Yine aynı toplantıda konuşan Washington Enstitüsü Türkiye Direktörü Soner Çağaptay, ABD’nin 1 Kasım sonucuna bakış açısını şöyle özetliyor: “Washington’un bakış açısına göre AKP, Amerika’yla ilişkileri bakımından fabrika ayarlarına döndü.” (Amerika’nın Sesi, 4 Kasım 2015)
Çağaptay ayrıca Erdoğan ve PKK’nin 1 Kasım’ın kazananları olduğuna dikkat çekiyor.
ERDOĞAN ABD İÇİN HÂLÂ EN İYİ SEÇENEK
Kuşkusuz Washington’da Erdoğan‘ın yüzde 49,5’lik başrısından memnun olmayanlar var. Ancak Amerikan devlet aklı için asıl önemlisi şudur: Erdoğan 13 yılda ABD çıkarları için en uygun isim olduğunu göstermiştir. Arada sorun çıkarması, potansiyel iktidar odaklarının ABD çıkarları için sürprizler yaratabilme ihtimalinin yanında küçük bir risktir!
Washington, Moskova’nın inisiyatif aldığı yeni süreçte, Türkiye’nin bölgedeki askeri potansiyeline ihtiyaç duymaktadır. Ve bu bu ihtiyaç, tam da Edelman‘ın raporunda ifade edildiği gibi kısa vadeli taktik önceliklerle uzun vadeli stratejik olanı dengelemeyi gerektirir.
ABD bu gerçeklik nedeniyle örneğin daha bir süre AKP’ye “PKK’yi vurma” vizesi verecektir; örneğin İncirlik’i tahkim etme hedefi için TSK’yi hoş tutacaktır, son olarak 70 milyon dolarlık akıllı bombada olduğu gibi istediği silahların satışını onaylayacaktır.
Türk-Amerikan ilişkilerinin model ortaklıktan, entrumantal olmaktan kurtulması AKP ile mümkün olamaz. Bu “hulusi-nasyon”dan çıkılmalı ve Erdoğan’a “en kahraman vatansever” payesi verilmekten dönülmelidir.
Türk-Amerikan ilişkisinin bağımlılıktan kurtarılıp eşitler ilişkisine dönüştürülmesi, sistemden çıkmak demektir ve ancak devrim gibi köklü kopuşlarla mümkündür.

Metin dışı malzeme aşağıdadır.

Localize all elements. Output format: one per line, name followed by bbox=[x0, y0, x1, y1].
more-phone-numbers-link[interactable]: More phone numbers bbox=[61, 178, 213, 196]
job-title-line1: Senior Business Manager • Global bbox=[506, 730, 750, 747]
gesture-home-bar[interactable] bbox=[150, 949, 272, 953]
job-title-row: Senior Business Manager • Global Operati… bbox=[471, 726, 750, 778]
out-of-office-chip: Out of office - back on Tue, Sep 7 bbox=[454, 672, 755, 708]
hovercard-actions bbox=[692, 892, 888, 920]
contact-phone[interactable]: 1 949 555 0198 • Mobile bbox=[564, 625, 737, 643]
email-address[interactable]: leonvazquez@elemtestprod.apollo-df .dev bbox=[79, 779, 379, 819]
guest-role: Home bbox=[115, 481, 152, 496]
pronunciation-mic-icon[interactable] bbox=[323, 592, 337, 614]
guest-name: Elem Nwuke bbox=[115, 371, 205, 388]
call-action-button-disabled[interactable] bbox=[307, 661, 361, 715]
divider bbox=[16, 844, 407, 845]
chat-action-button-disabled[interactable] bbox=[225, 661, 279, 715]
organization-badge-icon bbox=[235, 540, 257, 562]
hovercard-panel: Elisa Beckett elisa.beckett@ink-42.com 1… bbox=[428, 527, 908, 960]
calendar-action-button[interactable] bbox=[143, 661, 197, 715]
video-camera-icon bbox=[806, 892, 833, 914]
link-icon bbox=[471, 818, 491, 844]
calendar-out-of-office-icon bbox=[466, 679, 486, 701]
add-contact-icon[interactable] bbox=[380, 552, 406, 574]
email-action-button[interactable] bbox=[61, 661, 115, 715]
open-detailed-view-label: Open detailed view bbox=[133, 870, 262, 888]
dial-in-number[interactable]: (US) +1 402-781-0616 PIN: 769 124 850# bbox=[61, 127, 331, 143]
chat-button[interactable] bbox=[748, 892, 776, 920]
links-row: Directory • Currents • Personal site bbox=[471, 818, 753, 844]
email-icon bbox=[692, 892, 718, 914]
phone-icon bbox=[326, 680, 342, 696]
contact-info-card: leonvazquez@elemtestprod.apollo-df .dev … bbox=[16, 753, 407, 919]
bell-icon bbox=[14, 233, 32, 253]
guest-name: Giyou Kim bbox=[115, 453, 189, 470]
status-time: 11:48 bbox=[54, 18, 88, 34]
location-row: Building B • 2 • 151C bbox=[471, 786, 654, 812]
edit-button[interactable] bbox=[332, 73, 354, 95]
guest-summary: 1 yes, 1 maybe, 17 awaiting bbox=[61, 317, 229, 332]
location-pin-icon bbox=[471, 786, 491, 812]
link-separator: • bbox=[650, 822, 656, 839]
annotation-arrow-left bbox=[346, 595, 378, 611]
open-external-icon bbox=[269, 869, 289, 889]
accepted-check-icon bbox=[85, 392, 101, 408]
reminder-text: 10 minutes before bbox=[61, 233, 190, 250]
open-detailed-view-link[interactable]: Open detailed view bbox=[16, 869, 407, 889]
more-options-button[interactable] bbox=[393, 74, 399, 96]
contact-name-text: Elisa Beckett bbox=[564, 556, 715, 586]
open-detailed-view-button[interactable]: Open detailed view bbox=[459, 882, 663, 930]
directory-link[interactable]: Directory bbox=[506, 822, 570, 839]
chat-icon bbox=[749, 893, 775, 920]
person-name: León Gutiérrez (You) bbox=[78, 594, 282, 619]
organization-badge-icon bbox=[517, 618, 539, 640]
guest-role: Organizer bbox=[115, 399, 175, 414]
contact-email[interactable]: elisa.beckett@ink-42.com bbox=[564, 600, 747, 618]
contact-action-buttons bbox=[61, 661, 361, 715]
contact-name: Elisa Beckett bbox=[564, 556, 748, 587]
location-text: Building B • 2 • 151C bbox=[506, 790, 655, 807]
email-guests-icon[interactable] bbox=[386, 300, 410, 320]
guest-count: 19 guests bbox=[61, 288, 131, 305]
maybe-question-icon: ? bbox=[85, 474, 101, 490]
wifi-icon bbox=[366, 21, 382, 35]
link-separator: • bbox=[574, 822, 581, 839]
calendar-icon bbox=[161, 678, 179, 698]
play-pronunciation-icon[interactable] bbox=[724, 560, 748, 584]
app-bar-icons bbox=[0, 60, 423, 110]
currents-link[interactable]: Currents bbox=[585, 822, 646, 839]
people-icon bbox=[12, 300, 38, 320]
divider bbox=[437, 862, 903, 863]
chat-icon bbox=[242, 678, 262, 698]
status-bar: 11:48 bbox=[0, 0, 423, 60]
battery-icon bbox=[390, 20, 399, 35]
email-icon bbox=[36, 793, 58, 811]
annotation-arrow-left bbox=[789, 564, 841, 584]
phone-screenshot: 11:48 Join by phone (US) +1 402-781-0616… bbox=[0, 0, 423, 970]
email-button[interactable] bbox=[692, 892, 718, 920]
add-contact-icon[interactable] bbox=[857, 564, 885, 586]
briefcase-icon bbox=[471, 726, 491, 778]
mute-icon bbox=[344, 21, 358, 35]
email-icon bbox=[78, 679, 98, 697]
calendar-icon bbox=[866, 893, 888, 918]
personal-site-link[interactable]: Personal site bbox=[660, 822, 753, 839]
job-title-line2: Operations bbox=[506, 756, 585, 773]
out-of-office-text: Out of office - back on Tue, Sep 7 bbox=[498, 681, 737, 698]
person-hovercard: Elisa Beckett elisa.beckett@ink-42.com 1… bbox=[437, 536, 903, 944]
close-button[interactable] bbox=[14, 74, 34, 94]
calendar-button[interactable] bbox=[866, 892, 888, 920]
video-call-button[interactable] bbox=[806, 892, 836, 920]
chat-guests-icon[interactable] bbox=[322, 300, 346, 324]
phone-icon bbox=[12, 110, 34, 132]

Yeni dönemde bu noktada yığınak yapan kuvvet büyüyecektir!
Mehmet Ali Güller
4 Kasım 2015
#1 by MELİKE AYBER on 06/11/2015 - 10:56
Mehmet Ali Bey yazı ve kitaplarınızı takip etmeye çalışıyorum ve çok şey öğrendiğimi düşünüyorum. Yalnız bu yazınızda Erdoğan’a en kahraman vatansever payesi verilmekten vazgeçilmelidir demişsiniz. Bu payeyi kim vermiştir. Yada Erdoğan bu savaş ta yanlız bırakıldığı için direk o pozisyon ona mı kalmıştır? Bunu da açıklar mısınız? Yoksa terör ile yapılan mücadeleye saray savaşı diyerek PKK’nın yanında yer almak bir stratejik hata olmamış mıdır?